2. Coverage and Basic Requirement of the Course
2.1 Transistors
2.1.1 Diode(3)
• Statistics of electrons (and holes) in semiconductors and related balance equation.
• Free carriers in semiconductors with concepts of mobility and conductivity.
• Electronic transport in semiconductors based on drift and diffusion concepts.
• Excess carriers in semiconductors and physical processes of generation and recombination.
• Equivalent circuit model for PN junction - both conductance and capacitance
• Applications in various circuit contexts: rectifier, power supplies

2.1.2 MOS Transistors (4)
• Principles of Operation
• I-V Characteristics
• Equivalent Circuits and Small signal model
• Biasing schemes for single stage amplifier

2.1.3 Bipolar Junction Transistors(2)
• Principles of Operation
• I-V Characteristics
• Mathematical Description of the BJT
• Equivalent Circuits and Small Signal Model
• Inverting bipolar amplifier transfer curve and relationship to small signal modeling
• Biasing schemes for single stage amplifier

2.2 Discrete single stage amplifier(6)
• Common emitter (CE) biasing
• Small signal ac analysis of CE
• Common collector (CC) biasing and ac small signal analysis
• Common base (CB) biasing and ac small signal analysis
• Analysis for MOS amplifier

2.3 Single-Stage IC Amplifiers(6)
• Current source
• Amplifier with active load

2.4 Differential and Multistage Amplifiers(5)
• Differential amplifiers
• Multi-stage biasing and inter-stage loading
• Cascade and cascode amplifiers

2.4 Frequency Response(6)
• Bode plots and pole-zero analysis
• High-frequency analysis of amplifiers
• Miller approximation for capacitance
• Time constants to approximate dominant pole positions
• High frequency response of multistage amplifier

2.5 Negative Feedback(8)
• Basic concepts for feedback, including configuration and polarity
• Feedback analysis of multi-stage amplifier
• Estimation for closed loop gain
• Gain-bandwidth and impact of loop-gain on gain, bandwidth and impedances
• Stability of amp circuits and frequency compensation

2.6 Integrated Circuits(4)
• Operational Amplifiers—the real circuits inside them (and limitations)
• Ideal op-amp and basic configurations—inverting, non-inverting
• Preview of real op-amp constraints, primarily gain, bandwidth and applications of Bode plots etc.

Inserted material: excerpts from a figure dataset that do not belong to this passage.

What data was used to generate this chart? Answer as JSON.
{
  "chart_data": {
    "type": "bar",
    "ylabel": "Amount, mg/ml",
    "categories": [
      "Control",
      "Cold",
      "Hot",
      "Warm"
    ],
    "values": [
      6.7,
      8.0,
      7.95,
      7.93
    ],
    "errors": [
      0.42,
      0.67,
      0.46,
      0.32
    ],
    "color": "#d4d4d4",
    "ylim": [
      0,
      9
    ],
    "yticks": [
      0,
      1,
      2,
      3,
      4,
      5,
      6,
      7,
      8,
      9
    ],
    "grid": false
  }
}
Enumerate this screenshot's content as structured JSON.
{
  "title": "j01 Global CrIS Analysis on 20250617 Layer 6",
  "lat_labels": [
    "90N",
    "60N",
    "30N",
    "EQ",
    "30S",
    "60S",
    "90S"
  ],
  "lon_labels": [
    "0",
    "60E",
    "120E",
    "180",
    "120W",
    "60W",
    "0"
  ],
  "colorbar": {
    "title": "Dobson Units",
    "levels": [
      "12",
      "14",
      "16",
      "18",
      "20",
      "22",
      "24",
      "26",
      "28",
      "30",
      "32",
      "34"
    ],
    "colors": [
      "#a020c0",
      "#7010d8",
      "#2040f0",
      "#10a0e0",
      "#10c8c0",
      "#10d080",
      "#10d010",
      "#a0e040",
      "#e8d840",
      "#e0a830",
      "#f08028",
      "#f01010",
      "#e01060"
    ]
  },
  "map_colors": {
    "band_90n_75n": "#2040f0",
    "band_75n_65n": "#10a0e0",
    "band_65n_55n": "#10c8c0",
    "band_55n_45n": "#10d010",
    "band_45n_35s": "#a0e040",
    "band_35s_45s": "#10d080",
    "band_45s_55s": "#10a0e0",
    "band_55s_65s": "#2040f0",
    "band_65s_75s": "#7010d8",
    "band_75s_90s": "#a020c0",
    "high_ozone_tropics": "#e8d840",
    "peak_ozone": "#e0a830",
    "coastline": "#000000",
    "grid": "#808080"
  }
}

2.7 The application of the op amplifier(6)
• Analog Calculating circuits, including summer, integrator, differential etc
• Oscillator, including RC, LC and crystal oscillator
• Comparator
• Bistable circuits and its applications

2.8 Power Amplifiers(2)
• The characteristics of power amplifiers
• The analysis of power amplifiers
• The performance of class AB power amplifier
• The rule for selection the power transistors

2.9 DC Supply(2)
• The structure of DC supply
• The operation of the block circuits, such as rectifier, filter and voltage regular
• The application for DC supply

3. Improve the Students’ Ability
We focus on the improvement of the students’ ability to analyzing and solving the problems. The students are required to read the large scale circuits clearly, understand the structure and principle of the circuits. They can analyze qualitatively and calculate the coefficients quantitatively. Cultivate the students’ interests on experiments and circuit design. Finally, the students can learn the basic requirements of the circuits design by heart.